Rooftop refinement is at its best in Bangkok, writes Chris Pritchard.
Blame it on Hollywood.
Bangkok's latest after-dark fad is outdoor bars on hotel rooftops. It's a vogue sparked by inclusion of one such bar in the 2011 hit movie The Hangover: Part II, set in Thailand's frenetic capital. The storyline has key characters enjoying their legal high at Skybar, on the 63rd floor of Lebua at State Tower, one of Bangkok's leading hotels.
The hotel calls this super-hot watering-hole the world's highest alfresco bar and restaurant (the Sirocco, showcasing pan-Mediterranean fare with live jazz drifting across the bar).
On one of the hotel's opulent Tower Club levels there's even a Hangover Suite decorated with stills from the film and so-named because cast members used it.
Critics panned this youth-oriented comedy - but the film was a winner where it mattered: at the box-office. Moviegoers loved its goofiness.
The Hangover: Part II did particularly well in Southeast Asia - nowhere more so than in Thailand. And, as a spin-off, the Lebua was landed with a hot property.
Skybar already attracted a stylish following but its appeal skyrocketed because of the film. It achieved as much for the Bangkok hotel as Lost In Translation, starring Bill Murray, did for Tokyo's Park Hyatt.
On most nights, a line forms outside the lifts in advance of Skybar's 6pm opening.
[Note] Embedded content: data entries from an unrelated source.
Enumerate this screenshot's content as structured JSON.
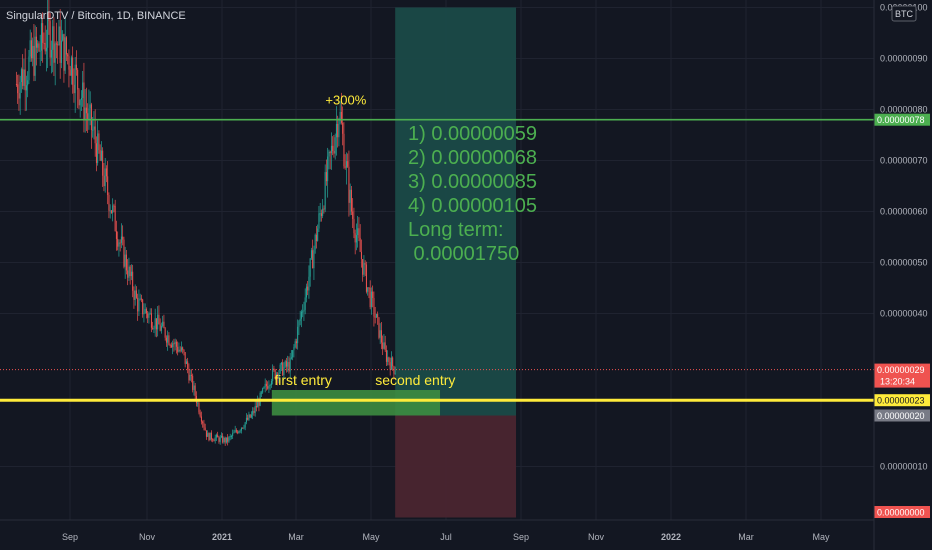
{
  "header": {
    "title": "SingularDTV / Bitcoin, 1D, BINANCE",
    "currency_badge": "BTC"
  },
  "colors": {
    "background": "#131722",
    "grid": "#1f2330",
    "up": "#26a69a",
    "down": "#ef5350",
    "green_line": "#4caf50",
    "yellow_line": "#ffeb3b",
    "profit_zone": "#1a4a48",
    "loss_zone": "#4a2530",
    "entry_zone": "#3d8c40",
    "target_text": "#4caf50",
    "annotation_text": "#ffeb3b"
  },
  "chart_data": {
    "type": "candlestick",
    "x_axis": {
      "ticks": [
        "Sep",
        "Nov",
        "2021",
        "Mar",
        "May",
        "Jul",
        "Sep",
        "Nov",
        "2022",
        "Mar",
        "May"
      ]
    },
    "y_axis": {
      "range": [
        0.0,
        1e-06
      ],
      "ticks": [
        "0.00000100",
        "0.00000090",
        "0.00000080",
        "0.00000070",
        "0.00000060",
        "0.00000050",
        "0.00000040",
        "0.00000010"
      ]
    },
    "price_series_approx": [
      {
        "date": "2020-07-20",
        "price": 8.5e-07
      },
      {
        "date": "2020-08-15",
        "price": 9.5e-07
      },
      {
        "date": "2020-09-01",
        "price": 9e-07
      },
      {
        "date": "2020-09-20",
        "price": 7.5e-07
      },
      {
        "date": "2020-10-10",
        "price": 5.5e-07
      },
      {
        "date": "2020-10-25",
        "price": 4.2e-07
      },
      {
        "date": "2020-11-10",
        "price": 3.8e-07
      },
      {
        "date": "2020-12-01",
        "price": 3.2e-07
      },
      {
        "date": "2020-12-20",
        "price": 1.6e-07
      },
      {
        "date": "2021-01-05",
        "price": 1.5e-07
      },
      {
        "date": "2021-01-25",
        "price": 2e-07
      },
      {
        "date": "2021-02-10",
        "price": 2.8e-07
      },
      {
        "date": "2021-02-25",
        "price": 3e-07
      },
      {
        "date": "2021-03-10",
        "price": 4.5e-07
      },
      {
        "date": "2021-03-25",
        "price": 6.5e-07
      },
      {
        "date": "2021-04-05",
        "price": 8e-07
      },
      {
        "date": "2021-04-15",
        "price": 6e-07
      },
      {
        "date": "2021-04-28",
        "price": 4.5e-07
      },
      {
        "date": "2021-05-12",
        "price": 3.2e-07
      },
      {
        "date": "2021-05-20",
        "price": 2.9e-07
      }
    ],
    "lines": [
      {
        "name": "resistance",
        "value": 7.8e-07,
        "label": "0.00000078",
        "color": "#4caf50"
      },
      {
        "name": "support",
        "value": 2.3e-07,
        "label": "0.00000023",
        "color": "#ffeb3b"
      }
    ],
    "price_labels": [
      {
        "label": "0.00000029",
        "value": 2.9e-07,
        "countdown": "13:20:34",
        "color": "#ef5350"
      },
      {
        "label": "0.00000020",
        "value": 2e-07,
        "color": "#787b86"
      },
      {
        "label": "0.00000000",
        "value": 0.0,
        "color": "#ef5350"
      }
    ],
    "zones": [
      {
        "name": "profit-zone",
        "x0": "2021-05-20",
        "x1": "2021-08-25",
        "y0": 2e-07,
        "y1": 1e-06
      },
      {
        "name": "loss-zone",
        "x0": "2021-05-20",
        "x1": "2021-08-25",
        "y0": 0.0,
        "y1": 2e-07
      },
      {
        "name": "entry-zone",
        "x0": "2021-02-10",
        "x1": "2021-06-25",
        "y0": 2e-07,
        "y1": 2.5e-07
      }
    ],
    "annotations": [
      {
        "name": "gain-label",
        "text": "+300%",
        "x": "2021-03-25",
        "y": 8.1e-07
      },
      {
        "name": "first-entry-label",
        "text": "first entry",
        "x": "2021-02-12",
        "y": 2.6e-07
      },
      {
        "name": "second-entry-label",
        "text": "second entry",
        "x": "2021-05-04",
        "y": 2.6e-07
      }
    ],
    "targets": [
      "1) 0.00000059",
      "2) 0.00000068",
      "3) 0.00000085",
      "4) 0.00000105",
      "Long term:",
      " 0.00001750"
    ]
  }
}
A tip: go early, just before dark, to soak up superb views from one of the city's highest structures towards the famed Chao Phraya River.
Later, city lights twinkle as I look down on tall buildings.
Besides pouring a good selection of beer and wine, the bartenders are superb mixologists.
The crowd, as at other rooftop bars, is mainly young and hip, an easygoing mix of Thais and tourists.
Similarly fashionable is the Roof Champagne and Wine Bar on the 25th floor of the Siam@Siam Hotel, a property where post-industrial decor enhances edginess - think bare concrete walls and exposed wiring in guest rooms' five-star environs.
High stools and comfy couches perch on a balcony overlooking the lights of Bangkok's east and also the Rattanakosin district - including the Rd budget accommodation precinct - where attractions include the Grand Palace and Wat Pho.
Overlooking Lumphini Park's "green lung" and also with splendid vistas of city lights is Hi So in the new 30-storey Sofitel So Bangkok. It adjoins oh-so-chic Park Society restaurant. Service is highly attentive and, once again, the crowd is upwardly mobile Thais and mostly young farangs (foreigners).
Another Sofitel, also just opened, is in the heart of Sukhumvit Rd's tourist strip. Called Sofitel Bangkok on Sukhumvit, its food-and-beverage pinnacle is L'Appart - designed to resemble ritzy Parisian penthouse apartments.
It features an open-kitchen French eatery, a library bar where a DJ spins mellow lounge sounds and an immensely popular outdoor terrace area with a strong pre-club following. French wines by the glass are in demand.
Bangkok's rooftop bar vogue continues growing, with some of 20 outlets better than others. It's sound advice to explore: find a high-rise hotel, ride the lift to the top - and perhaps be pleasingly surprised.
Getting there: Thai Airways flies direct from Auckland to Bangkok four days a week.
Further information: See bangkoktourist.com.
On top of Asia - more great bars at altitude
SkyBar, Kuala Lumpur
Traders Hotel, Kuala Lumpur, 50088
The indoor SkyBar seats 268 and offers one of the best views of the Petronas Twin Towers. The venue is also home to the hotel swimming pool
Wooloomooloo, Hong Kong
Wooloomooloo, The Hennessy, Wan Chai, Hong Kong
With stunning views across Happy Valley, Wan Chai and of course, the Victoria Harbour, the indoor-outdoor bar at Wooloomooloo is a great place for a steak and a beer. Afterwards, there's The Hennessy bar on the 31st floor of the same building. Convenience and vertigo - how thoughtful.
OUB Building, No 1 Raffles Place
Altitude is the highest al-fresco bar in the world. A definite must for the travelling bon vivant to tick off. It's got an excellent reputation for food, too. While you're in Singapore, have a tipple at Ku De Ta at Marina Bay Sands
New York Bar, Tokyo
Nishi Shinjuku, Park Hyatt Tokyo 52F, Shinjuku
A bar made famous as the setting for scenes in Lost in Translation, the New York Bar features a sleek design, stylish decor and a very long bar.